Cloning moratorium makes ethical and scientific sense



Just because something can be done, doesn't mean it should be done.
That elementary message seems to be lost on the scientists who are in a race to clone a human being. Cloning is not just another step along the trail to scientific knowledge. It is a giant leap into uncharted territory, and that alone should give people pause.
For hundreds of thousands of years, mankind reproduced in only one way, which makes the rush toward genetic revolution unseemly and unwise. Artificial insemination has been used for less than 100 years by humans. In vitro fertilization is barely more than a generation old -- the first "test tube baby" was born in 1978.
No comparison: But those procedures, as radical as they may have seemed at the time, were only variations on the basic biological theme of reproduction. By whatever method the sperm and egg happened to get together, there was still a sperm and egg involved. The resulting child was a unique combination of traits from the biological mother and biological father.
With cloning, it only takes one to tango.
Scientists are divided over whether a cloned child would be destined to mature into a carbon copy of its donor. And they are divided over whether a cloned child would be likely to be a healthy child, or whether it would have the kind of genetic or physical abnormalities found in animals that have been cloned. Virtually all agree that the road to the successful birth of a human clone would be littered with failures.
That should give anyone pause. But since it hasn't, Congress should act now to declare a moratorium on human cloning. Not a ban, but a moratorium of at least five years.
That would give scientists more time to conduct cloning experiments with lower mammals and to arrive at a better understanding of the mechanics and physical hazards of cloning.
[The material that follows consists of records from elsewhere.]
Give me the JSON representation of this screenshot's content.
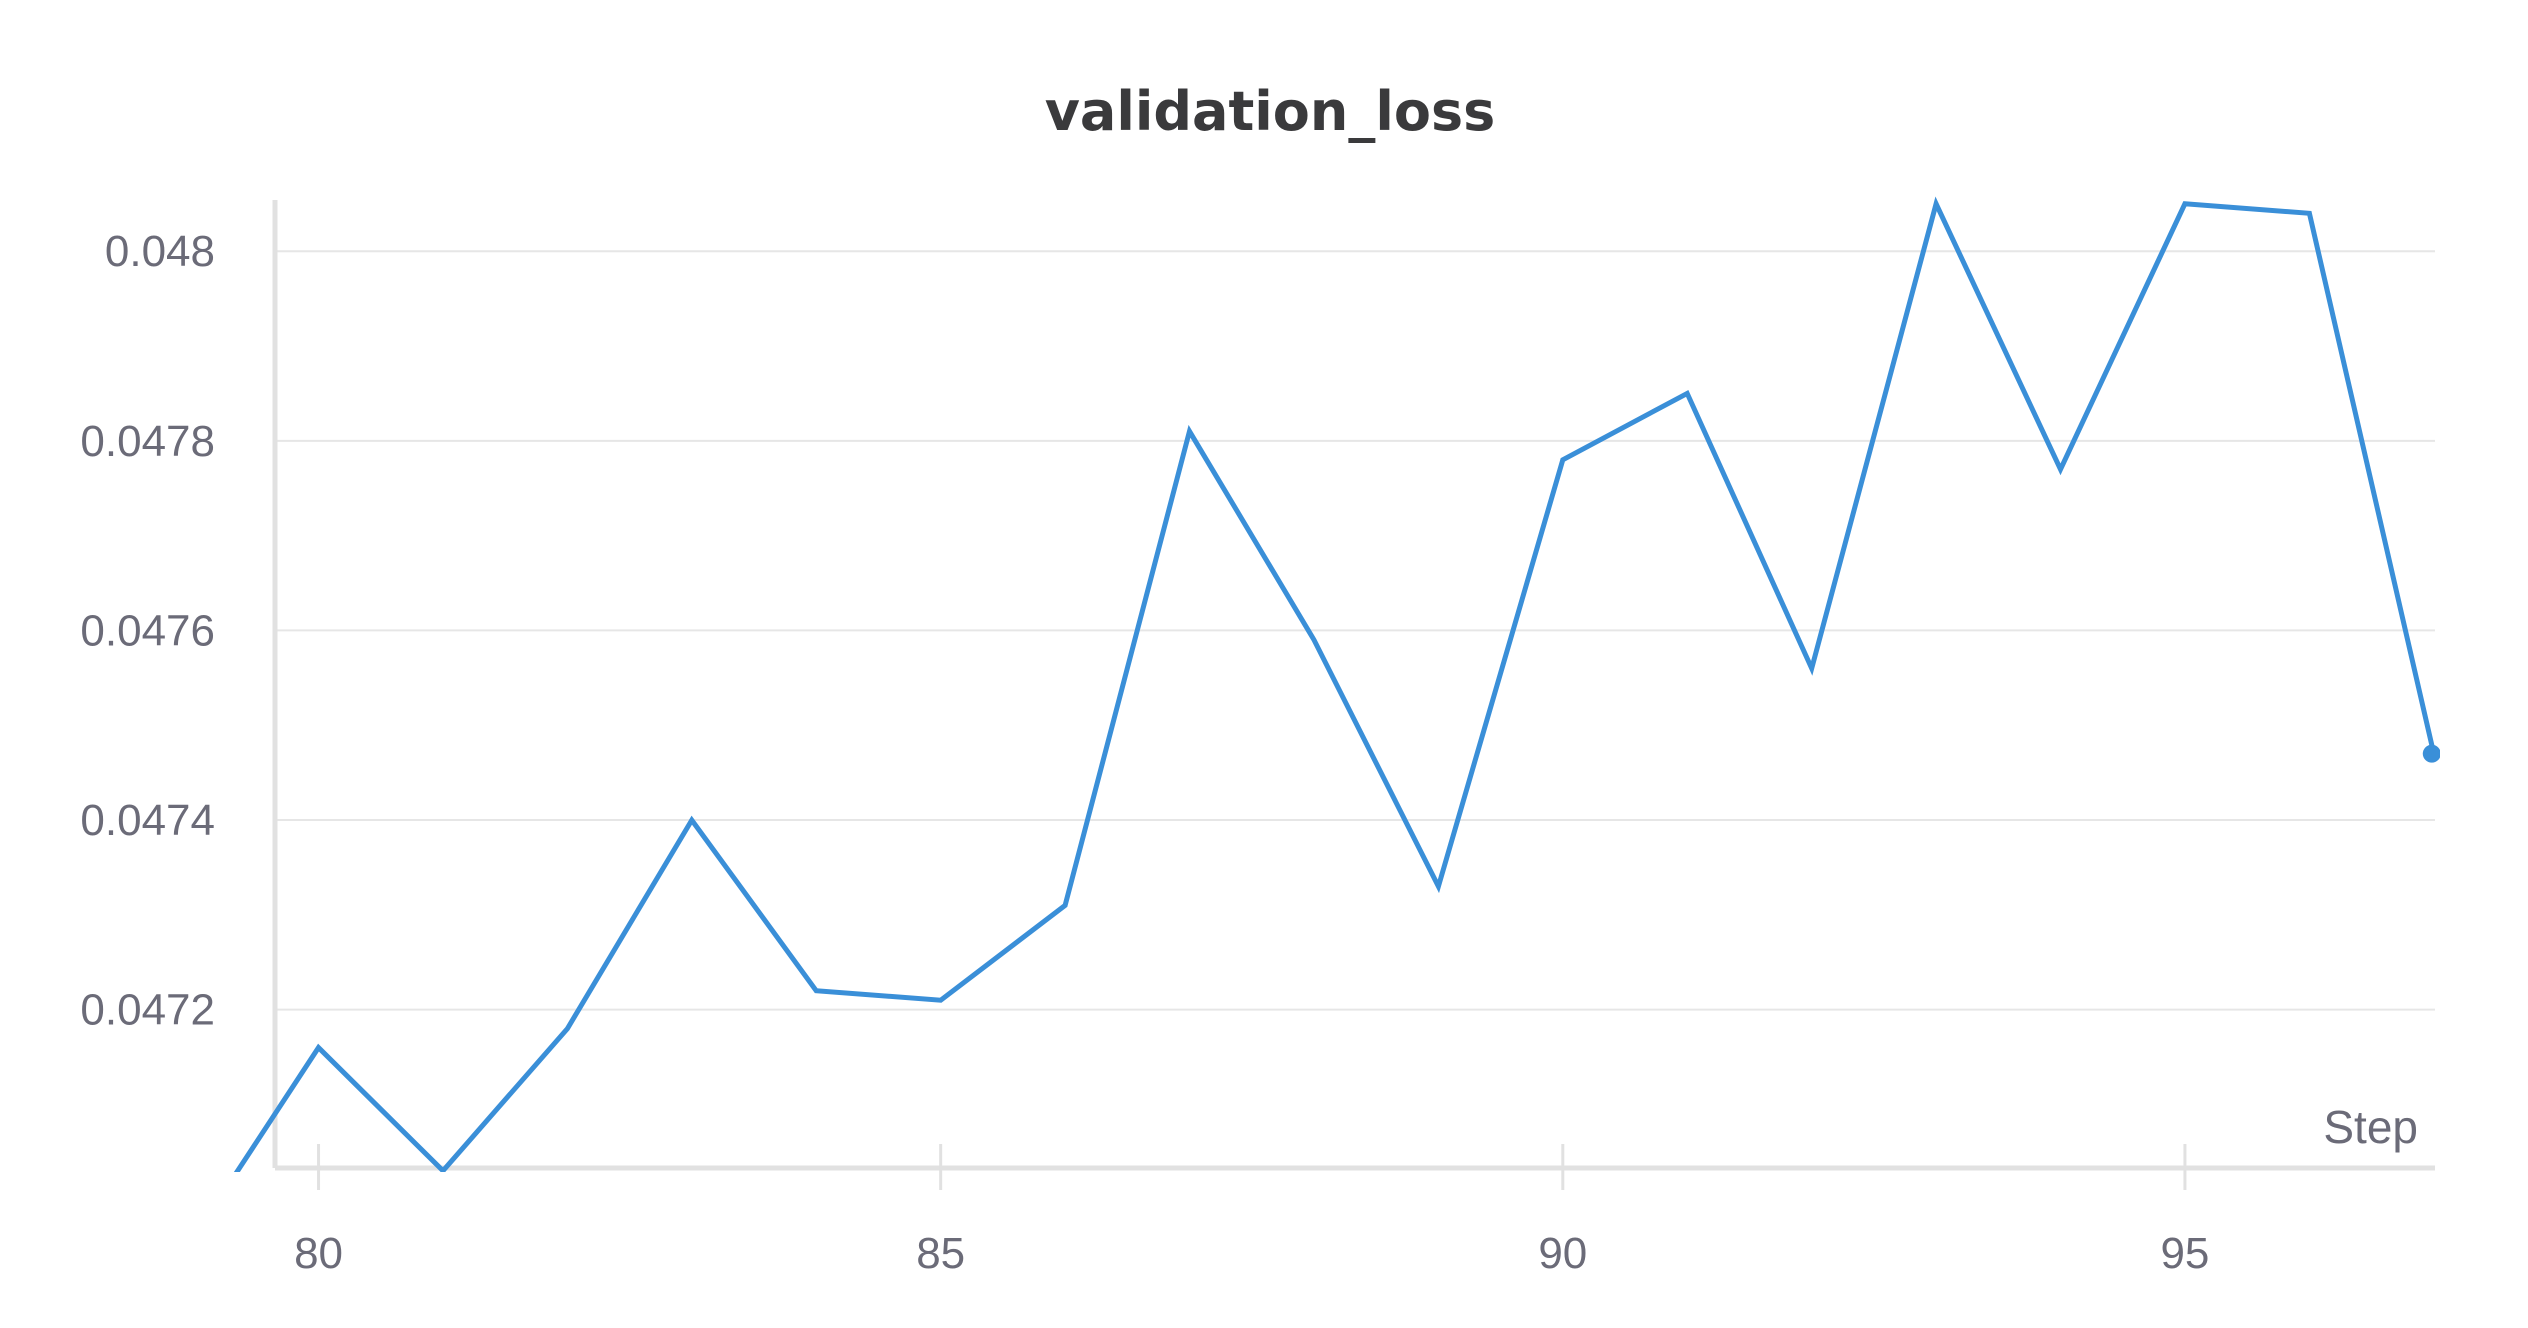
{
  "chart_data": {
    "type": "line",
    "title": "validation_loss",
    "xlabel": "Step",
    "ylabel": "",
    "xlim": [
      79.65,
      97.05
    ],
    "ylim": [
      0.047033,
      0.048054
    ],
    "x_ticks": [
      "80",
      "85",
      "90",
      "95"
    ],
    "y_ticks": [
      "0.048",
      "0.0478",
      "0.0476",
      "0.0474",
      "0.0472"
    ],
    "grid": true,
    "legend": "none",
    "colors": {
      "series": "#3a8fd8",
      "grid": "#e6e6e6",
      "axis": "#e1e1e1"
    },
    "series": [
      {
        "x": [
          79,
          80,
          81,
          82,
          83,
          84,
          85,
          86,
          87,
          88,
          89,
          90,
          91,
          92,
          93,
          94,
          95,
          96,
          97
        ],
        "y": [
          0.04696,
          0.04716,
          0.04703,
          0.04718,
          0.0474,
          0.04722,
          0.04721,
          0.04731,
          0.04781,
          0.04759,
          0.04733,
          0.04778,
          0.04785,
          0.04756,
          0.04805,
          0.04777,
          0.04805,
          0.04804,
          0.04747
        ]
      }
    ]
  }
}
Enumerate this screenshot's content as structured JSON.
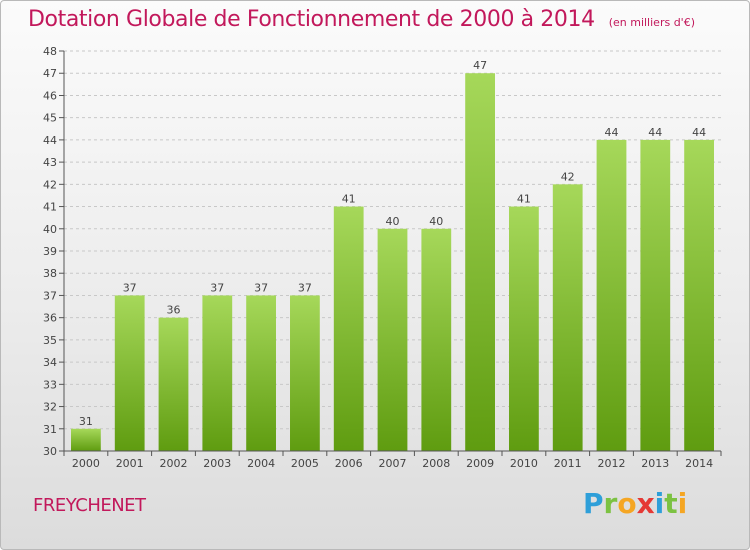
{
  "header": {
    "title": "Dotation Globale de Fonctionnement de 2000 à 2014",
    "subtitle": "(en milliers d'€)"
  },
  "footer": {
    "commune": "FREYCHENET",
    "logo_letters": [
      "P",
      "r",
      "o",
      "x",
      "i",
      "t",
      "i"
    ],
    "logo_colors": [
      "#2e9fd9",
      "#7cc242",
      "#f5a623",
      "#e53935",
      "#2e9fd9",
      "#7cc242",
      "#f5a623"
    ]
  },
  "colors": {
    "bar_light": "#a6d85a",
    "bar_dark": "#5f9c10",
    "axis": "#555555",
    "grid": "#c8c8c8",
    "title": "#c2185b"
  },
  "chart_data": {
    "type": "bar",
    "title": "Dotation Globale de Fonctionnement de 2000 à 2014",
    "subtitle": "(en milliers d'€)",
    "xlabel": "",
    "ylabel": "",
    "categories": [
      "2000",
      "2001",
      "2002",
      "2003",
      "2004",
      "2005",
      "2006",
      "2007",
      "2008",
      "2009",
      "2010",
      "2011",
      "2012",
      "2013",
      "2014"
    ],
    "values": [
      31,
      37,
      36,
      37,
      37,
      37,
      41,
      40,
      40,
      47,
      41,
      42,
      44,
      44,
      44
    ],
    "ylim": [
      30,
      48
    ],
    "yticks": [
      30,
      31,
      32,
      33,
      34,
      35,
      36,
      37,
      38,
      39,
      40,
      41,
      42,
      43,
      44,
      45,
      46,
      47,
      48
    ],
    "grid": true,
    "data_labels": true
  }
}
Time to think: It would also give ethicists time to seriously debate the implications of cloning. In turn, the public at large would have an opportunity to develop a better understanding of a process that until a very few years ago was the stuff of science fiction novels.
In the meantime, of course, scientists in Europe could be merrily experimenting with cloning, discarding their failures along with other laboratory byproducts as if changing the way a human being is produced is no different than trying to produce a fatter chicken or a blight-resistant grain.
If so, that will be their loss, even if they win the race to produce the first clone.